Madam, - In his article on the Iraq war (Opinion, March 6th), Tom Wright quoted with approval the words of Kenneth Pollack to the effect that "deterrence and invasion might have been roughly equal", but invasion was better because it removed a real evil from the world.
I think Wright and Pollack are convicted by their own evidence, because in a liberal democratic state, if the cases are equal, then the decision should always be against war. Otherwise, a chauvinistic or belligerent minority can unduly influence a finely balanced decision, and that seems to be exactly what happened in this case.

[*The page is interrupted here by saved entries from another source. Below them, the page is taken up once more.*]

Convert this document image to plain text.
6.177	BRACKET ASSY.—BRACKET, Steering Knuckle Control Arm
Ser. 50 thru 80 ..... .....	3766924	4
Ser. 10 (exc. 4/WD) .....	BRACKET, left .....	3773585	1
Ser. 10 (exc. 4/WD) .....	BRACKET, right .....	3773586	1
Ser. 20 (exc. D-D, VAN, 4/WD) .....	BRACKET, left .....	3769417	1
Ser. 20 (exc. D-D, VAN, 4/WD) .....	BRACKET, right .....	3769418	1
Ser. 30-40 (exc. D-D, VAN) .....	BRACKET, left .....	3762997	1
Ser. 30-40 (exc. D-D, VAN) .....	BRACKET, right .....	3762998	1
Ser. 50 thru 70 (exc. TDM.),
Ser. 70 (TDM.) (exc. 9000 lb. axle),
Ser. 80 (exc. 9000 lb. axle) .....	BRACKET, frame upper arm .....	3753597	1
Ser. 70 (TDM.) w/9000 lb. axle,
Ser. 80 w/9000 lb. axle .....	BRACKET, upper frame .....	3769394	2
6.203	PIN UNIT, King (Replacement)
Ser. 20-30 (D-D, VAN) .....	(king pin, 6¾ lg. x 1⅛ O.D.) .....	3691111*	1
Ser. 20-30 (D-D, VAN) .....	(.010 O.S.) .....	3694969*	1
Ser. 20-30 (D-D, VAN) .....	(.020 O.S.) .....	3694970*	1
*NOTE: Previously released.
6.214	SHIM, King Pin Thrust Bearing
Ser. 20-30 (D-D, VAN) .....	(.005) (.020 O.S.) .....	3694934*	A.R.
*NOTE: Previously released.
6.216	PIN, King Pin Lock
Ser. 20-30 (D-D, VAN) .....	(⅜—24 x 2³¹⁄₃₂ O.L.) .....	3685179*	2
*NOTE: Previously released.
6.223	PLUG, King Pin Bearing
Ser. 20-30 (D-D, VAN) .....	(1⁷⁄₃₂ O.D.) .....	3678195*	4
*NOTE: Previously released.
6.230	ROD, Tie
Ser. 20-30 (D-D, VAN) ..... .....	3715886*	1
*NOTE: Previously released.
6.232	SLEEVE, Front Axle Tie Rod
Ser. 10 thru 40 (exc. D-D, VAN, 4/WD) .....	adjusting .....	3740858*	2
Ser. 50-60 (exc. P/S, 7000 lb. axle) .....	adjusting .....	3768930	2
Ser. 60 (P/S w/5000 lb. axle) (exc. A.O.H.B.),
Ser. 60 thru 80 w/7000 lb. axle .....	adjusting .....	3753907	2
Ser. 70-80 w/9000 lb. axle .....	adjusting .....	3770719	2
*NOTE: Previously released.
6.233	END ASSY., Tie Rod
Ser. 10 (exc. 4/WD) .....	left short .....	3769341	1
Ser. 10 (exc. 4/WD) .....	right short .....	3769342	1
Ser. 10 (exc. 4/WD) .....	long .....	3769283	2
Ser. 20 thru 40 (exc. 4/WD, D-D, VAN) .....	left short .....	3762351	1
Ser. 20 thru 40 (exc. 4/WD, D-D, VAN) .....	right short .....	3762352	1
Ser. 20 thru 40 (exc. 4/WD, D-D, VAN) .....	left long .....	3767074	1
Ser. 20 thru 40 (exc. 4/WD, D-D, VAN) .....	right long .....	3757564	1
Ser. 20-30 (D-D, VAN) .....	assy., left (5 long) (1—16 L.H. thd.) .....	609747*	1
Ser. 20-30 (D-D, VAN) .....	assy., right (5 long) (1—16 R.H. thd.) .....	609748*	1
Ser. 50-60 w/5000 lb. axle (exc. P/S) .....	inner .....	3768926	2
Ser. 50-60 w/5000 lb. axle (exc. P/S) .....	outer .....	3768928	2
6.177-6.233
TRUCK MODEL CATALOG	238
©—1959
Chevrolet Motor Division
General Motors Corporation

War usually brings in its wake a flood of evils unseen by those making the decision, so caution is always the better option. It is quite inane of Mr Wright to claim that "the terrorist bubble has burst", since Iraq had no proven connection with Al-Qaeda. It seems to me that terrorism has not diminished since the end of the war. On the contrary, it has markedly increased in Israel, Afghanistan, Turkey, Pakistan, and in Iraq itself.
It is plain that the evil suffered by Iraq is not over, and it will become clear that it was better this war had never been started. - Yours, etc.,
TOBY JOYCE, Balreask Manor, Navan, Co Meath.
Madam, - In a Dáil exchange last Tuesday Bertie Ahern indirectly referred to those who marched against the Iraq war as "rent a crowd". He obviously finds it hard to believe that those who marched might have been influenced by moral and ethical principles.
We should not be surprised by that. Mr Ahern, after all, has spent most of his life immersed in post-1960s Fianna Fáil, an organisation singularly lacking in principles of any kind.
In his own political career Mr Ahern has ably demonstrated that the main principle in which he is interested is that of self-preservation. - Yours, etc.,
ALAN McPARTLAND, Rathfarnham, Dublin 16.